# Let Me Out Sound Needed



## Spider Web (Oct 11, 2007)

Greetings

Last minute as usual! I'm looking for some word speak/scream/cry of a man desperately trying to get out…for my skelly in a cage. Something like "Let Me Out" or "Get Me Outta' Here" or "Hey You, Let Me Out"…With or without background clanging & banging. I should be able to add BG as needed. A mp3, WAV, WMA or link to a site, anything would be most appreciated. 
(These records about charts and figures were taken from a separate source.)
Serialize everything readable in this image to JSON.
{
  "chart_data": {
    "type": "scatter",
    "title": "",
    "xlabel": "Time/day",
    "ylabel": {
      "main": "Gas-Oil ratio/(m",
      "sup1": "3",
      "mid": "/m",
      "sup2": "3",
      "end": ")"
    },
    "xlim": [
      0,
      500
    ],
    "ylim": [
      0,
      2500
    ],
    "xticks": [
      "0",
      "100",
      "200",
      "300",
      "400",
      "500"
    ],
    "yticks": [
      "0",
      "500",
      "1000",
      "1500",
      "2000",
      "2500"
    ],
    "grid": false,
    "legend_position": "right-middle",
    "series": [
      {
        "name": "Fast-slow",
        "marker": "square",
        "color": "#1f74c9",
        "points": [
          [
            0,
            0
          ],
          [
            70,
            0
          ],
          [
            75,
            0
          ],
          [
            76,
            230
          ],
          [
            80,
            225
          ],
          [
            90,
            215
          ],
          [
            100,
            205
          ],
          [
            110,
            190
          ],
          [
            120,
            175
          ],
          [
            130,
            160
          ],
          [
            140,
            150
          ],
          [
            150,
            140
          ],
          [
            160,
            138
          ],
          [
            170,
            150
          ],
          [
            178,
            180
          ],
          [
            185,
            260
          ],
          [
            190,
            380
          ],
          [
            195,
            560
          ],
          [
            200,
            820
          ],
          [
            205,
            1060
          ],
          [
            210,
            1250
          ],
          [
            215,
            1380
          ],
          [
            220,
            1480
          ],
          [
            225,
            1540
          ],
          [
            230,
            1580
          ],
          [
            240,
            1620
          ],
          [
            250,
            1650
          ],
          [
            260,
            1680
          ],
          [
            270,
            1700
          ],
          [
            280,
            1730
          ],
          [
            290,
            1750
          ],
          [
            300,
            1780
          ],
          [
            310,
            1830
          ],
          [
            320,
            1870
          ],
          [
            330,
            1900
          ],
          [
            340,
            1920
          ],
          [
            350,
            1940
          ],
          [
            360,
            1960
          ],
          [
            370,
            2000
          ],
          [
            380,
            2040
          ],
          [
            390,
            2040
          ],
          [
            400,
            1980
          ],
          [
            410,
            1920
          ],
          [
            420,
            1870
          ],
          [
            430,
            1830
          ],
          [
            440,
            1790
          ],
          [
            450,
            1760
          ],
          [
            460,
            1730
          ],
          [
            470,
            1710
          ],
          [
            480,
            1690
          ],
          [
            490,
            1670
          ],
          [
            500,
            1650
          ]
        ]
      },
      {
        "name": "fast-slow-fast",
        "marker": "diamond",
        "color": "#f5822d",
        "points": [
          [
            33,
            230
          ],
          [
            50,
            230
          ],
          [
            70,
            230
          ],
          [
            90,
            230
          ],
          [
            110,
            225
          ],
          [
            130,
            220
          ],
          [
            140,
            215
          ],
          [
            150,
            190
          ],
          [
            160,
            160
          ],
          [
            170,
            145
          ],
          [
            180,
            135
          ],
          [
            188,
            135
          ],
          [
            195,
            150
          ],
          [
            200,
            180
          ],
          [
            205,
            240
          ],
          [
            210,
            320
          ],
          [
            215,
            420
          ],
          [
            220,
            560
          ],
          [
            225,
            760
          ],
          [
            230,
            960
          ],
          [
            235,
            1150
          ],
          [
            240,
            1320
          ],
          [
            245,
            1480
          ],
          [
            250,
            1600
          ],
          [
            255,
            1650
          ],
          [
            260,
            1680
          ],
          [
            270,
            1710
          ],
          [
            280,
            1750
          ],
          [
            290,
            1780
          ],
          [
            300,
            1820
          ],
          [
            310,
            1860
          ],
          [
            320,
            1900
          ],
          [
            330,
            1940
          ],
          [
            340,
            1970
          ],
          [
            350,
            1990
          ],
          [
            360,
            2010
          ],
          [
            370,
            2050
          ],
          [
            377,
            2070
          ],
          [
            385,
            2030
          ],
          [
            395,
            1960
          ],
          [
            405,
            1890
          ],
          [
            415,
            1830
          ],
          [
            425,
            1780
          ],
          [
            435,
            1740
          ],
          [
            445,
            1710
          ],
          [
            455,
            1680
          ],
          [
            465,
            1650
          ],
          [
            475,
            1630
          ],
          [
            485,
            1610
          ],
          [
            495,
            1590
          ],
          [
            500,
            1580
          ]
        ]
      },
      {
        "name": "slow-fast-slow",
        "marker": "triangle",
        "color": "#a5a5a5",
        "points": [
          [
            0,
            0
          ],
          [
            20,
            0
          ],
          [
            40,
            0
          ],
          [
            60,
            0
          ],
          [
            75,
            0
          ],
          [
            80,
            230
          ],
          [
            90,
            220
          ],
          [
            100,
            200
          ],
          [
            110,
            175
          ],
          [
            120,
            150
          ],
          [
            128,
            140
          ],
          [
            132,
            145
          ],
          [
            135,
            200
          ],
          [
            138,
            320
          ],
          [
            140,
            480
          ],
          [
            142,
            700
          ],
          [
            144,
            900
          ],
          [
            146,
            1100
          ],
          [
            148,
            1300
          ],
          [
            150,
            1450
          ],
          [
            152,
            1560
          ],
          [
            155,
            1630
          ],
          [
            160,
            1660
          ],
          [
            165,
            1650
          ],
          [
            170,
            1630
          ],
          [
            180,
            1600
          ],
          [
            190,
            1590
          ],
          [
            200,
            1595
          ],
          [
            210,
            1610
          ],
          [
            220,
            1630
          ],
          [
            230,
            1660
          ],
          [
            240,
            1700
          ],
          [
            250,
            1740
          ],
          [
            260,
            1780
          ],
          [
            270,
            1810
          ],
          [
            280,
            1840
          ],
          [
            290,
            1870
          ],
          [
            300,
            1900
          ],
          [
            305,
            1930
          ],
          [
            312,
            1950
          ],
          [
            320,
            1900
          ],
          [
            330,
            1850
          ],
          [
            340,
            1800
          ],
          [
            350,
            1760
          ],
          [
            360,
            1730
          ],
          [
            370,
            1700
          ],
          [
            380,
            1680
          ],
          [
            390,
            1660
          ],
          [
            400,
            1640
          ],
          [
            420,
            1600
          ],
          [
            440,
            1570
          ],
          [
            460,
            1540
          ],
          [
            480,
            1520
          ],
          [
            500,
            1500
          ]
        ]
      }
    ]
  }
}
I could have sworn I had something like that, but can't for the life find it. Pleeeeze Hellllppp!


----------



## poison (May 12, 2008)

I have just released a NEW LINE of CD'S and VOL 4 HUMAN SOUNDS has that sound on it with many to choose from.

Check it out.

http://poisonprops.com/MainPages/CDs.html


----------



## HauntCast (Jul 25, 2008)

Hey Spider Web,
I have one available on my site for $5. Here is a sample.
http://www.discountvoiceovers.com/HelpMeProtected.mp3
The purchased copy doesn't have the Discount Voice Over voice in it.
I can make you a custom if you like.


----------



## Spider Web (Oct 11, 2007)

Got Discount VO to conjure up a custom sound for my skelly cage.
Unbelievabbly fast turn around.

Thanks Chris


----------